A los anglosajones que estudian español una cosa que suele traerlos de cabeza es que los nombres de las cosas, careciendo de sexo, tengan género gramatical: que un zapato sea masculino y una puerta femenino, que los gatos y las gatas en común sean gatos pero que las jirafas y las panteras y las ratas incluyan a machos y hembras en su nombre femenino, etc. Y ya, que una foto sea una foto aun terminando en o, y un panda no una panda aunque termine en a, y un lápiz y una linterna sean él y ella, ¿quién puede aceptarlo? ¿Hay algo de masculino en un gobierno, en un termómetro, en un salvoconducto, en un trigal, en un descampado?

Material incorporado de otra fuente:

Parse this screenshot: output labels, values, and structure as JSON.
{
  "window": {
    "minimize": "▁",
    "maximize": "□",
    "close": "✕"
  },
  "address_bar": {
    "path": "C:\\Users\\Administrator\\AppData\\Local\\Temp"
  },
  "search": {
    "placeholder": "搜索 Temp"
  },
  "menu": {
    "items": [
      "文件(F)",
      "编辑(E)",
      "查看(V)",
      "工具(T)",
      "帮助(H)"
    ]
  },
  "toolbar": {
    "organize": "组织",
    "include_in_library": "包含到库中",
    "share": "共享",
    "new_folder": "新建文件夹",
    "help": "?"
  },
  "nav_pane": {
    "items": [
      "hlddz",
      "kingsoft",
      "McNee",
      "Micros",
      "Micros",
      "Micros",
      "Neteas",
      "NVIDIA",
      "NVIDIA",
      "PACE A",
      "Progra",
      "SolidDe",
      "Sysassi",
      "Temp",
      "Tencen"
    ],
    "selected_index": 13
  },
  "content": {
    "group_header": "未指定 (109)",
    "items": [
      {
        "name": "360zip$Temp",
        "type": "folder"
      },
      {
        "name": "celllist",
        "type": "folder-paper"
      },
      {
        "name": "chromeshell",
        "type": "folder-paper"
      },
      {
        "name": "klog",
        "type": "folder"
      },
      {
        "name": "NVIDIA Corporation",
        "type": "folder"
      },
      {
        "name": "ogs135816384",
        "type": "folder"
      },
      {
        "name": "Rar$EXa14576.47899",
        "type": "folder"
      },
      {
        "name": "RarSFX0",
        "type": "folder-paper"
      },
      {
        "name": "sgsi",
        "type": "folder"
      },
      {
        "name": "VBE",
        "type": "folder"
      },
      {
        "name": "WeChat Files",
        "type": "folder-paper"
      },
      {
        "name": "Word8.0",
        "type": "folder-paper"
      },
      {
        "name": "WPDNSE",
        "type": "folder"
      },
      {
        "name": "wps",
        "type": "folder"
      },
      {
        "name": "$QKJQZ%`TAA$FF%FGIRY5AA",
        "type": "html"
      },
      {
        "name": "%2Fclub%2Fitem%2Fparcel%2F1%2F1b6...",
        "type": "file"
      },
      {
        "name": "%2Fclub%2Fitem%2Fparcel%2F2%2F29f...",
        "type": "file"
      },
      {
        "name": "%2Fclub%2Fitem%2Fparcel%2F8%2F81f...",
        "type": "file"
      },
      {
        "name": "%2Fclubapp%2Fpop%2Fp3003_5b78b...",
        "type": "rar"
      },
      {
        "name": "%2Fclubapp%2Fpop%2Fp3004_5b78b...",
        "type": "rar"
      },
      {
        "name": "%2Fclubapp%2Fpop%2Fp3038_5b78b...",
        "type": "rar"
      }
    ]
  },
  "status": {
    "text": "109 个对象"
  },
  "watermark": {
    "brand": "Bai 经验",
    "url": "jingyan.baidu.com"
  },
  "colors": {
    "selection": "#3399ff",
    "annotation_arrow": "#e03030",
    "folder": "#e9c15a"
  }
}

Cuando yo era niño observaba que el género de algunas palabras contenía un sentido de clase. A los olivos la gente que trabajaba en ellos y dependía de ellos les llamaba -les llama- las olivas. Si oíamos a alguien decir “olivo” era que tenía más dinero que nosotros, algo por lo demás nada difícil, igual que si alguien decía “mamá” en vez de “mama”, o desayunar en vez de almorzar. Los ricos decían navidades, y nosotros pascuas. Del calor hablaban los locutores de la radio, y luego los de la televisión. Nuestros padres decían “la calor”, y si la cosa era extrema, “las calores”. Pero también la gente que vive del mar o muy cerca de él lo llama “la mar”. Y qué distinto es el fresco de la fresca.
Ahora lo que cabe decir es que hace muchísima calor. Si me pongo a escribir a mano la pluma se me escurre entre los dedos sudorosos. Prácticamente me tengo que empujar a mí mismo al portátil para escribir un artículo. Hace un calor tan seco como del desierto de Mojave, como de esos valles abrasados en los que se inventaron las terribles religiones monoteístas. Si fuera húmedo sería un calor de obra de teatro de Tennessee Williams, de esas novelas de García Márquez en las que los personajes están siempre “ensopados”. Llegó un momento en que empecé a pensar que a esas novelas les habría venido bien un poco de aire acondicionado.